# Hyatt Lake Tahoe timeshare



## teepeeca (Mar 16, 2009)

I have no connection with this offer.  I found it under Nevada e-bay offerings, and thought it might be a good value.  "Silver" season, 1400 points, for $8000.  The e-bay listing is Item number: 260378449737. 

If this posting is inappropriate for this forum, please have a moderator delete it.

Tony


----------



## Garnet (Mar 19, 2009)

Loved staying there-reasonable mf-but no lockout.  Price seems pretty high in this market.


----------



## MaryH (Mar 19, 2009)

You can pick up a Silver week probably for a bit under that price...


----------



## Phill12 (Mar 19, 2009)

teepeeca said:


> I have no connection with this offer.  I found it under Nevada e-bay offerings, and thought it might be a good value.  "Silver" season, 1400 points, for $8000.  The e-bay listing is Item number: 260378449737.
> 
> If this posting is inappropriate for this forum, please have a moderator delete it.
> 
> Tony




 Tony, I'm not sure of how points work because we only deal in deed for our Ridge Resort units that we own.

 The local timeshare company in Lake Tahoe that does sell many timeshares and seems to have decent pricing has a few Hyatt units available.

 Looking at the prices I see 
  BRONZE WEEKS-43-sold $5000 /  WEEK 16 JUST LISTED SOLD TODAY $6750

  WEEK 16 LISTED $7995/  WEEK 18 at $9995. LISTED

  COPPER WEEK 47-$8995 LISTED

  SILVER WEEK 3- $11995/WEEK 11-$12995  LISTED

  GOLD WEEK 22 $13500 LISTED

  PLATINUM WEEK 27 $19250  JUST LISTED AS SOLD TODAY

  Not sure how these prices compare as points though!

 Even with timeshares being offered at ridiculous low prices I notice many are small units or swing season units or odd/even years only.
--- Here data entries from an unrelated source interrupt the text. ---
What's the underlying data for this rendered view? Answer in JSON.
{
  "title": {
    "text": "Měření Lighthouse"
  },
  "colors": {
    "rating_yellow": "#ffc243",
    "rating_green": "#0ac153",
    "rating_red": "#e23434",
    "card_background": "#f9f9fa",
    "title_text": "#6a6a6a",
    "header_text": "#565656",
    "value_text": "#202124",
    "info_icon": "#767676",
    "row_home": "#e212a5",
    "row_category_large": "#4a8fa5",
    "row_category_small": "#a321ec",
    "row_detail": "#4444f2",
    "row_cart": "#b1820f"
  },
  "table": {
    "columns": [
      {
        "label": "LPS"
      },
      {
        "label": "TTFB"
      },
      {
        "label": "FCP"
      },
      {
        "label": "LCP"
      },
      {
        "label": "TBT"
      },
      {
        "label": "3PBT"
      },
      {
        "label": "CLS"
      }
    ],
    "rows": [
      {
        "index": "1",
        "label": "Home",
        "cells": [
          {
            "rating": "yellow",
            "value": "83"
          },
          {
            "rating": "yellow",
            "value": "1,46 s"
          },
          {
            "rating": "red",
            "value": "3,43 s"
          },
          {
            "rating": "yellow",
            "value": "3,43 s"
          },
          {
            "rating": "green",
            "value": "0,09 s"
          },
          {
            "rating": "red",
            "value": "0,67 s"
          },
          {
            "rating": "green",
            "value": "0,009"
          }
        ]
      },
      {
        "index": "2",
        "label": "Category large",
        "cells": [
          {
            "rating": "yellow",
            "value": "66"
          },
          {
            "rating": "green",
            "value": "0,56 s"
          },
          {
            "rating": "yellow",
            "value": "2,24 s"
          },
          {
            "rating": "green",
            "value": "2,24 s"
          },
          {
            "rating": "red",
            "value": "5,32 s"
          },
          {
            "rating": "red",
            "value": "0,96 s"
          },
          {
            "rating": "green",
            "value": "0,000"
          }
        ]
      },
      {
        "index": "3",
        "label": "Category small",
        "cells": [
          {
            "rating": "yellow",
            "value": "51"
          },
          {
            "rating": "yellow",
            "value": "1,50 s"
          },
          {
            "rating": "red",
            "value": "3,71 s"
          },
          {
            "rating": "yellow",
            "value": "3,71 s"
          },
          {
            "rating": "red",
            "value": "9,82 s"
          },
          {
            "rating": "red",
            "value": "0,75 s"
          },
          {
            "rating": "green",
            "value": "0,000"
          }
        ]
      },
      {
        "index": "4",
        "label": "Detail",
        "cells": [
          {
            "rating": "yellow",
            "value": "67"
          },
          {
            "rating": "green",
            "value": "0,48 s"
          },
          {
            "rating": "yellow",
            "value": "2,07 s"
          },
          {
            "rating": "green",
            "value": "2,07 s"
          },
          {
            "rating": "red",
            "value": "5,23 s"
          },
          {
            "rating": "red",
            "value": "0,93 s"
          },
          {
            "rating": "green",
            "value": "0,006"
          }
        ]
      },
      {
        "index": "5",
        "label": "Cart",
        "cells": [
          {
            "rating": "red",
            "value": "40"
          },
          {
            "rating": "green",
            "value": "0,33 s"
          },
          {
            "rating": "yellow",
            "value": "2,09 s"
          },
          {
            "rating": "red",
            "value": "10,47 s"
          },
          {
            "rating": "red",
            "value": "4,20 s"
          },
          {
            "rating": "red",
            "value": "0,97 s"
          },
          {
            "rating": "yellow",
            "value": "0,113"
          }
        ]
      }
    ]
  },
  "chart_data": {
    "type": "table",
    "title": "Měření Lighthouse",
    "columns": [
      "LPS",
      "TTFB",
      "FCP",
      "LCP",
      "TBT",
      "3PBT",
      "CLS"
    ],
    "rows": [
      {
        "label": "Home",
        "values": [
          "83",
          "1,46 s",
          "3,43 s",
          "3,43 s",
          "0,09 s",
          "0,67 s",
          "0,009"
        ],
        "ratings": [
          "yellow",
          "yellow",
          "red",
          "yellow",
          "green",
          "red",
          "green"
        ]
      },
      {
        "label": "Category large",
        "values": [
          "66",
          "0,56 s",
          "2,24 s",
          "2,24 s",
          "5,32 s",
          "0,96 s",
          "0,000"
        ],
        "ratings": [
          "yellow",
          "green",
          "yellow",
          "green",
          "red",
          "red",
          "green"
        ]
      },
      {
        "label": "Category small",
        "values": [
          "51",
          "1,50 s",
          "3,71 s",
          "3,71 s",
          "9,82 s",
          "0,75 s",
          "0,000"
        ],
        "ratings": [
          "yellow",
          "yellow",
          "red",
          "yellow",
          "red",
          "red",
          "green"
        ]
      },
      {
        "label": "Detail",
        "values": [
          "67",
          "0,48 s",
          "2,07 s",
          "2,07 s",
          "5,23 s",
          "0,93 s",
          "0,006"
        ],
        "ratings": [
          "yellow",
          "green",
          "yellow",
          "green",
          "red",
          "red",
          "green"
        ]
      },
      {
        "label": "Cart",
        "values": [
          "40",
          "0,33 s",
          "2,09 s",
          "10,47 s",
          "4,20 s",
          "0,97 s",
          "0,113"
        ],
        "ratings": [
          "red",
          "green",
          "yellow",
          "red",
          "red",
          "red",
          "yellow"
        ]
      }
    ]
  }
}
Seems that many of the Lake Tahoe resorts still holding decent resale prices.

 You can still run across a great deal now and then on good unit or weeks if you are lucky but haven't seen many and only a couple at the Hyatt.

 The resorts that you find everyday also seem to be the units you can find at bargan prices even during good times. 


  PHIL


----------



## Carmel85 (Mar 19, 2009)

Yes I agree Hyatt Tahoe does hold it value because the resort is completely SOLD OUT and the HOA runs the show. Great resort and great location.

We have a great HOA in Tahoe which we here on TUG helped Steve Dallas get elected tot he board and Steve is really kicking some ass. Asking the hard questions for all of us owners.

I hope any and all Hyatt owners that are up in Tahoe next week get the the HOA Board meeting on the 26 March at 9am at the resort.

If you want to ask a question of the board ask it here on TUG we have set up a special thread for everybody's comments.

Bob


----------